PHP Tutorial on Foreach with Stone River eLearning

We have almost covered all the flow control statements and loop structures as part of this blog series on PHP Programming. In this last blog on loops before we move on to functions parameters and formatting numbers, we will discuss about the ‘foreach’ statement. You must be wondering, ‘we have already learnt about the ‘for’ loops, so why ‘foreach’ now? Can we just not solve our problems with the loops that we have already learnt?” The answer to this is simple and one that I have already mentioned in a previous blog. Optimization is the need of the hour and you need to be fast to make sure that you do not lag behind. For optimization in your WebPages, you must use the right loops in your PHP script, and to use the right loop in your PHP script, you must have the knowledge of which loop is right at which point.

What is ‘foreach’ statement and how is it different from the ‘for’ loops?

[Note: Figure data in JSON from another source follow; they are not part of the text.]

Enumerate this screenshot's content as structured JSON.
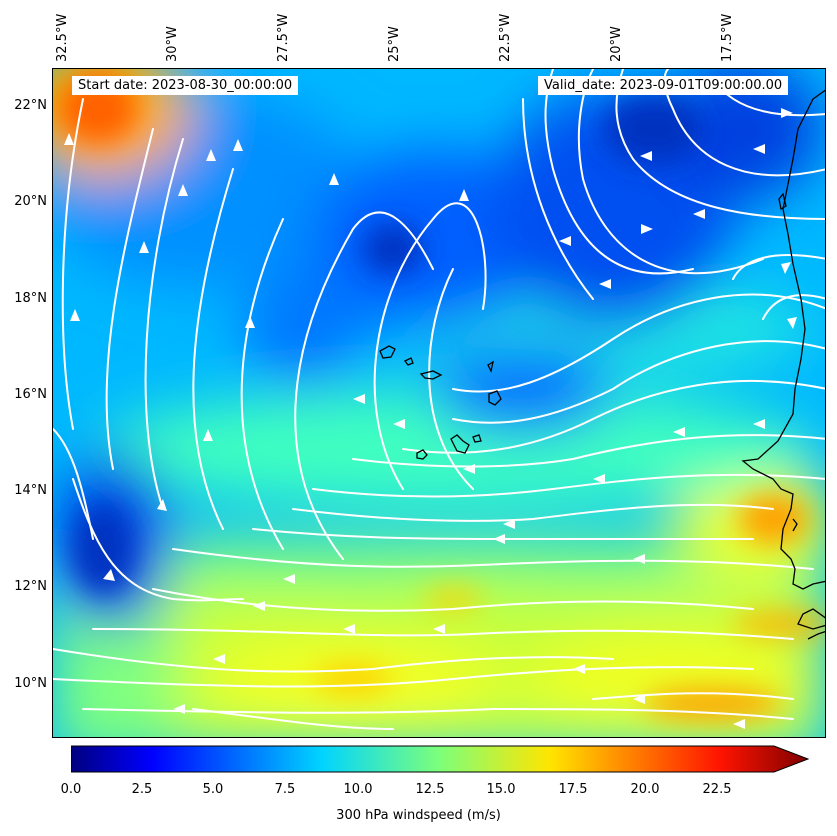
{
  "header": {
    "start_date": "Start date: 2023-08-30_00:00:00",
    "valid_date": "Valid_date: 2023-09-01T09:00:00.00"
  },
  "map": {
    "longitude_labels": [
      "32.5°W",
      "30°W",
      "27.5°W",
      "25°W",
      "22.5°W",
      "20°W",
      "17.5°W"
    ],
    "latitude_labels": [
      "22°N",
      "20°N",
      "18°N",
      "16°N",
      "14°N",
      "12°N",
      "10°N"
    ],
    "field": "windspeed",
    "overlay": "streamlines",
    "streamline_color": "#ffffff",
    "coastline_color": "#000000"
  },
  "colorbar": {
    "label": "300 hPa windspeed (m/s)",
    "tick_labels": [
      "0.0",
      "2.5",
      "5.0",
      "7.5",
      "10.0",
      "12.5",
      "15.0",
      "17.5",
      "20.0",
      "22.5"
    ],
    "colormap": "jet",
    "extend": "max"
  }
}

I am sure you must be more excited and eager about the second part of this question, but we will still start with the first part as we believe, having a strong base is more important than building a high tower. As the name suggests, ‘foreach’ is used to iterate through each and every value in an array. Now, the important thing to note in that definition is the use of the word array as ‘foreach’ only works on arrays and not on any other element.  Now, I am going to counter my own statement, in fact just the previous statement, as this statement that ‘foreach’ only works on array is not entirely true, but we will keep it to that for the time being, until you are comfortable with PHP and array pointers and how the values are fetched in the ‘foreach’ statement.

Eg:


<?php $names = array (‘Alex => 21, ‘Billy’ => 16, ‘Dale’ => 49);

foreach($names as $key => $value)

{

echo $key. ‘is’.$value. ‘
;

}

?>

In the above example, the values inside the array named ‘$names’ are iterated one at a time and are printed in the same sequence. You might notice the difference in the syntax of a ‘for’ loop to that of a ‘foreach’ loop.  It is important to note that even the most experienced programmers sometimes do mistakes with the syntax of the ‘for’ loop and the ‘foreach’ loop. I hope the readers of this blog will not fall in the same category.

Note:

  1. The internal array pointer is automatically reset to the first element of the array when the ‘foreach’ loop starts for the first time.
  2. Given the first statement, you do not have to call reset() in a ‘foreach’ statement.
  3. Changing the internal array pointer within the loop may lead into unexpected results from the loop. Therefore, such a practice must be avoided.